In the general case, N nested loops can be used to solve the problem. Run N nested loop, inside them check if the loop variables add upto S.
If we do not know N ahead of time, we can use a recursive solution. In each level, run a loop starting from 0 to N, and then call the function itself again. When we reach a depth of N, see if the numbers obtained add up to S.
Any other dynamic programming solution?
Try this recursive function:
f(s, n) = 1 if s = 0
= 0 if s != 0 and n = 0
= sum f(s - i, n - 1) over i in [0, s] otherwise
To use dynamic programming you can cache the value of f after evaluating it, and check if the value already exists in the cache before evaluating it.
There is a closed form formula : binomial(s + n - 1, s) or binomial(s+n-1,n-1)
Those numbers are the simplex numbers.
If you want to compute them, use the log gamma function or arbitrary precision arithmetic.
See https://math.stackexchange.com/questions/2455/geometric-proof-of-the-formula-for-simplex-numbers
I have my own formula for this. We, together with my friend Gio made an investigative report concerning this.
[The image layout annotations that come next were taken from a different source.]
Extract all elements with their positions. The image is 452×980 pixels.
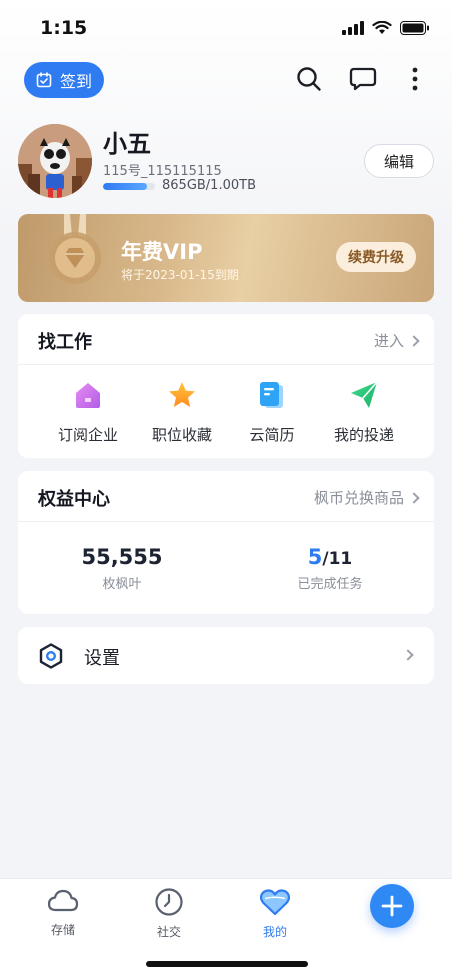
message-icon — [349, 67, 377, 91]
tab-mine[interactable]: 我的 — [245, 887, 305, 940]
vip-renew-button[interactable]: 续费升级 — [336, 242, 416, 272]
send-icon — [351, 381, 378, 408]
avatar[interactable] — [18, 124, 92, 198]
plus-icon — [381, 895, 403, 917]
search-icon — [297, 67, 321, 91]
user-name: 小五 — [103, 130, 151, 158]
job-item-applications[interactable]: 我的投递 — [312, 380, 416, 445]
star-icon — [169, 382, 195, 407]
clock-icon — [155, 888, 183, 916]
vip-title: 年费VIP — [121, 240, 203, 264]
message-button[interactable] — [348, 64, 378, 94]
job-item-label: 我的投递 — [333, 426, 394, 444]
job-item-label: 职位收藏 — [151, 426, 212, 444]
storage-progress-bar — [103, 183, 155, 190]
jobs-enter-link[interactable]: 进入 — [373, 330, 420, 351]
tasks-total: /11 — [322, 549, 353, 569]
storage-text: 865GB/1.00TB — [162, 178, 256, 193]
vip-expiry: 将于2023-01-15到期 — [121, 268, 239, 282]
home-icon — [76, 383, 100, 408]
settings-label: 设置 — [84, 648, 120, 669]
job-item-label: 订阅企业 — [57, 426, 118, 444]
tasks-stat[interactable]: 5/11 已完成任务 — [226, 545, 434, 592]
status-time: 1:15 — [40, 17, 88, 39]
search-button[interactable] — [294, 64, 324, 94]
checkin-button[interactable]: 签到 — [24, 62, 104, 98]
status-bar: 1:15 — [0, 0, 452, 56]
benefits-title: 权益中心 — [38, 489, 110, 510]
wifi-icon — [372, 21, 392, 34]
heart-icon — [259, 889, 291, 916]
leaves-stat[interactable]: 55,555 枚枫叶 — [18, 545, 226, 592]
tab-storage[interactable]: 存储 — [33, 887, 93, 938]
jobs-card-header[interactable]: 找工作 进入 — [18, 314, 434, 365]
job-item-label: 云简历 — [249, 426, 295, 444]
chevron-right-icon — [408, 334, 420, 347]
job-item-favorites[interactable]: 职位收藏 — [130, 380, 234, 445]
user-id: 115号_115115115 — [103, 164, 222, 179]
add-button[interactable] — [370, 884, 414, 928]
vip-medal-icon — [49, 214, 101, 284]
signal-icon — [342, 21, 364, 35]
tab-label: 我的 — [262, 925, 287, 939]
job-item-resume[interactable]: 云简历 — [220, 380, 324, 445]
home-indicator — [146, 961, 308, 967]
chevron-right-icon — [402, 649, 414, 661]
calendar-check-icon — [36, 72, 52, 88]
edit-profile-button[interactable]: 编辑 — [364, 144, 434, 178]
tab-label: 社交 — [156, 925, 181, 939]
cloud-icon — [47, 889, 79, 912]
tab-label: 存储 — [50, 923, 75, 937]
battery-icon — [400, 21, 429, 35]
settings-row[interactable]: 设置 — [18, 627, 434, 684]
job-item-subscribe[interactable]: 订阅企业 — [36, 380, 140, 445]
jobs-card: 找工作 进入 订阅企业 职位收藏 云简历 我的投递 — [18, 314, 434, 458]
avatar-image — [18, 124, 92, 198]
benefits-exchange-link[interactable]: 枫币兑换商品 — [313, 487, 420, 508]
status-icons — [342, 21, 430, 35]
benefits-card-header[interactable]: 权益中心 枫币兑换商品 — [18, 471, 434, 522]
checkin-label: 签到 — [59, 72, 92, 91]
benefits-exchange-label: 枫币兑换商品 — [313, 489, 404, 507]
more-button[interactable] — [400, 64, 430, 94]
leaves-label: 枚枫叶 — [102, 577, 142, 592]
leaves-value: 55,555 — [81, 545, 163, 569]
tasks-done: 5 — [307, 545, 323, 569]
settings-hexagon-icon — [39, 643, 63, 669]
more-vertical-icon — [412, 67, 418, 91]
chevron-right-icon — [408, 491, 420, 504]
storage-progress-fill — [103, 183, 147, 190]
jobs-enter-label: 进入 — [373, 332, 404, 350]
vip-card[interactable]: 年费VIP 将于2023-01-15到期 续费升级 — [18, 214, 434, 302]
header-row: 签到 — [0, 58, 452, 102]
tasks-label: 已完成任务 — [297, 577, 363, 592]
benefits-card: 权益中心 枫币兑换商品 55,555 枚枫叶 5/11 已完成任务 — [18, 471, 434, 614]
document-icon — [260, 382, 283, 408]
tab-social[interactable]: 社交 — [139, 887, 199, 940]
jobs-title: 找工作 — [38, 332, 92, 353]
tasks-value: 5/11 — [226, 545, 434, 569]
The formula that we got is [2 raised to (n-1) - 1], where n is the number we are looking for how many addends it has.
Let's try.
If n is 1: its addends are o. There's no two or more numbers that we can add to get a sum of 1 (excluding 0). Let's try a higher number.
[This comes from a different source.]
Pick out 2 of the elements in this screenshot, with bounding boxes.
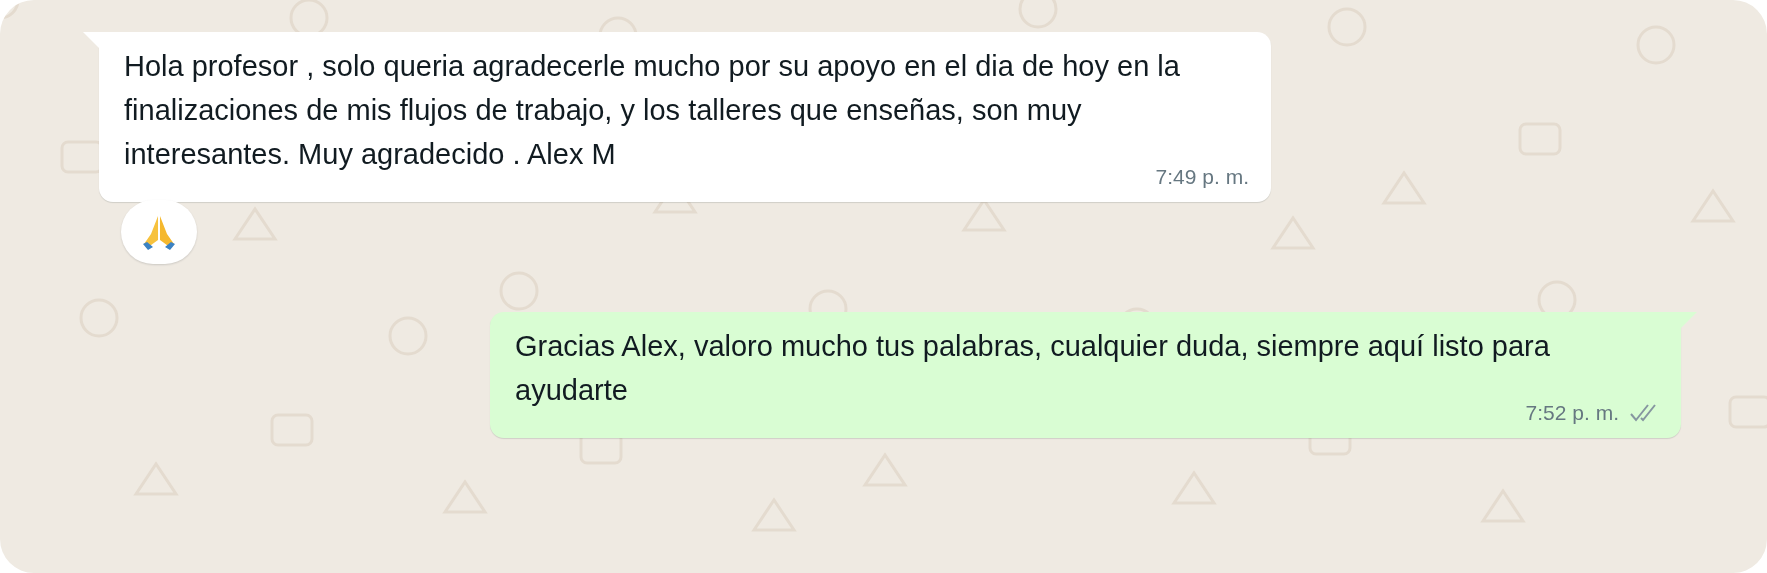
reaction-badge[interactable] (121, 200, 197, 264)
praying-hands-icon (143, 216, 175, 250)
Let's try 4. 4 has addends: 1+1+1+1, 1+2+1, 1+1+2, 2+1+1, 1+3, 2+2, 3+1. Its total is 7.
Let's check with the formula. 2 raised to (4-1) - 1 = 2 raised to (3) - 1 = 8-1 =7.
Let's try 15. 2 raised to (15-1) - 1 = 2 raised to (14) - 1 = 16384 - 1 = 16383. Therefore, there are 16383 ways to add numbers that will equal to 15.
(Note: Addends are positive numbers only.)
(You can try other numbers, to check whether our formula is correct or not.)
This can be calculated in O(s+n) (or O(1) if you don't mind an approximation) in the following way:
Imagine we have a string with n-1 X's in it and s o's. So for your example of s=5, n=3, one example string would be
oXooXoo
Notice that the X's divide the o's into three distinct groupings: one of length 1, length 2, and length 2. This corresponds to your solution of <1,2,2>. Every possible string gives us a different solution, by counting the number of o's in a row (a 0 is possible: for example, XoooooX would correspond to <0,5,0>). So by counting the number of possible strings of this form, we get the answer to your question.
There are s+(n-1) positions to choose for s o's, so the answer is Choose(s+n-1, s).
There is a fixed formula to find the answer. If you want to find the number of ways to get N as the sum of R elements. The answer is always:
(N+R-1)!/((R-1)!*(N)!)
or in other words:
(N+R-1) C (R-1)
This actually looks a lot like a Towers of Hanoi problem, without the constraint of stacking disks only on larger disks. You have S disks that can be in any combination on N towers. So that's what got me thinking about it.
What I suspect is that there is a formula we can deduce that doesn't require the recursive programming. I'll need a bit more time though.